Court faults El-Rufai's N1b rights enforcement suit
From Eric Ikhilae, Abuja A Federal High Court in Abuja has faulted the rights enforcement suit filed by a former governor of Kaduna State, Nasir El-Rufai, in which, he is

From Eric Ikhilae, Abuja
A Federal High Court in Abuja has faulted the rights enforcement suit filed by a former governor of Kaduna State, Nasir El-Rufai, in which, he is among others, seeking N1billion compensation.
Listed as respondents in the suit, marked: FHC/ABJ/CS/345/2026, are the Independent Corrupt Practices and other related offences Commission (ICPC), the Chief Magistrate at the Magistrate’s Court of the FCT, Abuja; the Inspector-General of Police (IGP) and the Attorney-General of the Federation (AGF).
On Wednesday, Justice Joyce Abdulmalik noted that the Chief Magistrate listed as the second respondent, was not properly identified.
Justice Abdulmalik said by the way the applicant merely referred to the second respondent as the Chief Magistrate at the Magistrate’s Court of the FCT, Abuja, he created the impression that the FCT has only one Chief Magistrate.
The judge ordered El-Rufai rectify the error and be more specific in his description of the Chief Magistrate he planned to sue.
Justice adjourned till March 31 for the hearing of the ex-parte application filed by El-Rufai for leave to serve the suit's originating documents on the second and fourth respondents through substituted means.
El-Rufai is, by the suit, challenging the propriety of the recent search of his Asokoro, Abuja house by agents of the ICPC, during which some items were recovered.
The ex-governor, who is seeking a number of reliefs, wants the court to declare that the search warrant issued on February 4 by the Chief Magistrate, Magistrate’s Court of the FCT (2nd respondent), authorising the search of his residence and seizure of items, was invalid, null and void.
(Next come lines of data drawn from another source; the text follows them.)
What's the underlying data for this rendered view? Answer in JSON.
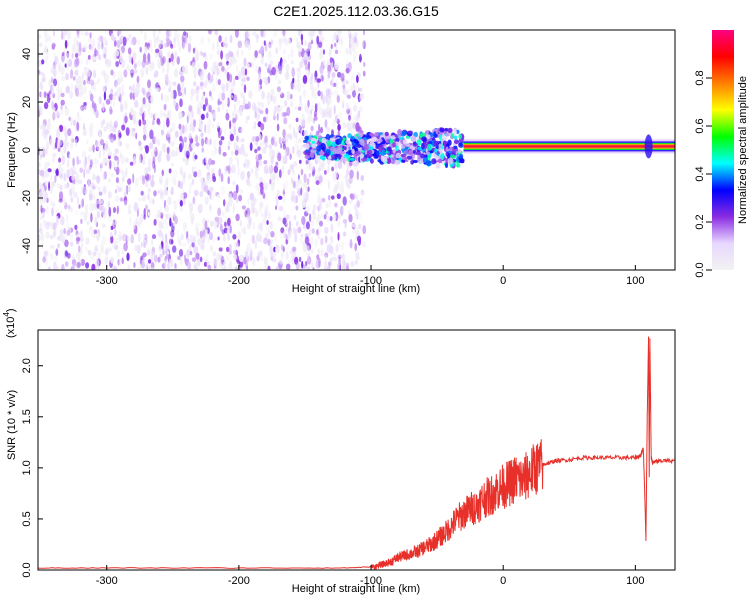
{
  "title": "C2E1.2025.112.03.36.G15",
  "chart_data": [
    {
      "type": "heatmap",
      "xlabel": "Height of straight line (km)",
      "ylabel": "Frequency (Hz)",
      "xlim": [
        -352,
        130
      ],
      "ylim": [
        -50,
        50
      ],
      "x_ticks": [
        -300,
        -200,
        -100,
        0,
        100
      ],
      "y_ticks": [
        -40,
        -20,
        0,
        20,
        40
      ],
      "features": [
        {
          "region": "scattered noise",
          "x": [
            -352,
            -105
          ],
          "y": [
            -50,
            50
          ],
          "amplitude": [
            0.0,
            0.25
          ]
        },
        {
          "region": "scattered echo cluster",
          "x": [
            -150,
            -30
          ],
          "y": [
            -10,
            10
          ],
          "amplitude": [
            0.1,
            0.5
          ]
        },
        {
          "region": "narrow line",
          "x": [
            -30,
            130
          ],
          "y": [
            0,
            3
          ],
          "amplitude": [
            0.5,
            1.0
          ]
        }
      ],
      "colorbar": {
        "label": "Normalized spectral amplitude",
        "range": [
          0.0,
          1.0
        ],
        "ticks": [
          0.0,
          0.2,
          0.4,
          0.6,
          0.8
        ],
        "colormap": [
          "#f2f2f2",
          "#e8d8ff",
          "#8a2be2",
          "#0000ff",
          "#00ffff",
          "#00ff00",
          "#ffff00",
          "#ff8000",
          "#ff0000",
          "#ff0080"
        ]
      }
    },
    {
      "type": "line",
      "xlabel": "Height of straight line (km)",
      "ylabel": "SNR (10 * v/v)",
      "multiplier_label": "(x10",
      "multiplier_exp": "4",
      "multiplier_close": ")",
      "xlim": [
        -352,
        130
      ],
      "ylim": [
        0,
        2.35
      ],
      "x_ticks": [
        -300,
        -200,
        -100,
        0,
        100
      ],
      "y_ticks": [
        "0.0",
        "0.5",
        "1.0",
        "1.5",
        "2.0"
      ],
      "color": "#e8302a",
      "series": [
        {
          "x": [
            -352,
            -300,
            -200,
            -120,
            -100,
            -95,
            -90,
            -85,
            -80,
            -75,
            -70,
            -65,
            -60,
            -55,
            -50,
            -45,
            -40,
            -35,
            -30,
            -25,
            -20,
            -15,
            -10,
            -5,
            0,
            5,
            10,
            15,
            20,
            25,
            30,
            35,
            40,
            50,
            60,
            70,
            80,
            90,
            100,
            104,
            106,
            107,
            108,
            109,
            110,
            110.5,
            111,
            112,
            113,
            115,
            120,
            130
          ],
          "y": [
            0.02,
            0.02,
            0.02,
            0.02,
            0.03,
            0.04,
            0.06,
            0.08,
            0.12,
            0.14,
            0.16,
            0.18,
            0.22,
            0.25,
            0.3,
            0.35,
            0.42,
            0.5,
            0.55,
            0.6,
            0.62,
            0.7,
            0.72,
            0.78,
            0.82,
            0.85,
            0.9,
            0.88,
            0.95,
            1.0,
            1.03,
            1.05,
            1.07,
            1.08,
            1.1,
            1.1,
            1.1,
            1.1,
            1.1,
            1.12,
            1.2,
            0.8,
            0.3,
            1.5,
            2.3,
            0.9,
            2.25,
            1.1,
            1.05,
            1.06,
            1.07,
            1.07
          ]
        }
      ]
    }
  ]
}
He also wants a declaration that the search warrant is “null and void for lack of particularity, material drafting errors, ambiguity in execution parameters, overbreadth, and absence of probable cause thereby constituting an unlawful and unreasonable search in violation of Section 37 of the Constitution.”
El-Rufai is urging the court to declare that the alleged invasion and search of his residence at House 12, Mambilla Street, Aso Drive, Abuja on February 19 at about 2pm by agents of ICPC and IGP, who were armed with the said warrant, amounts to a gross violation of his rights to dignity of the human person, personal liberty, fair hearing, and privacy under sections 34, 35, 36, and 37 of the Constitution.
He wants the court to award N1,000,000,000.00 (one billion naira) "as general, exemplary, and aggravated damages against the respondents jointly and severally for the violations of the applicant’s fundamental rights, including trespass, unlawful seizure, and the resultant psychological trauma, humiliation, distress, infringement of privacy, and reputational harm.”
It is his contention that the search warrant was fundamentally defective, lacking specificity in the description of items to be seized, containing material typographical errors, ambiguous execution terms, overbroad directives, and no verifiable probable cause.
He argued that the lack of specificity in the warrant contravenes sections 143-148 of the Administration of Criminal Justice Act (ACJA), 2015; Section 36 of the ICPC Act, 2000, and constitutional protections against arbitrary intrusions.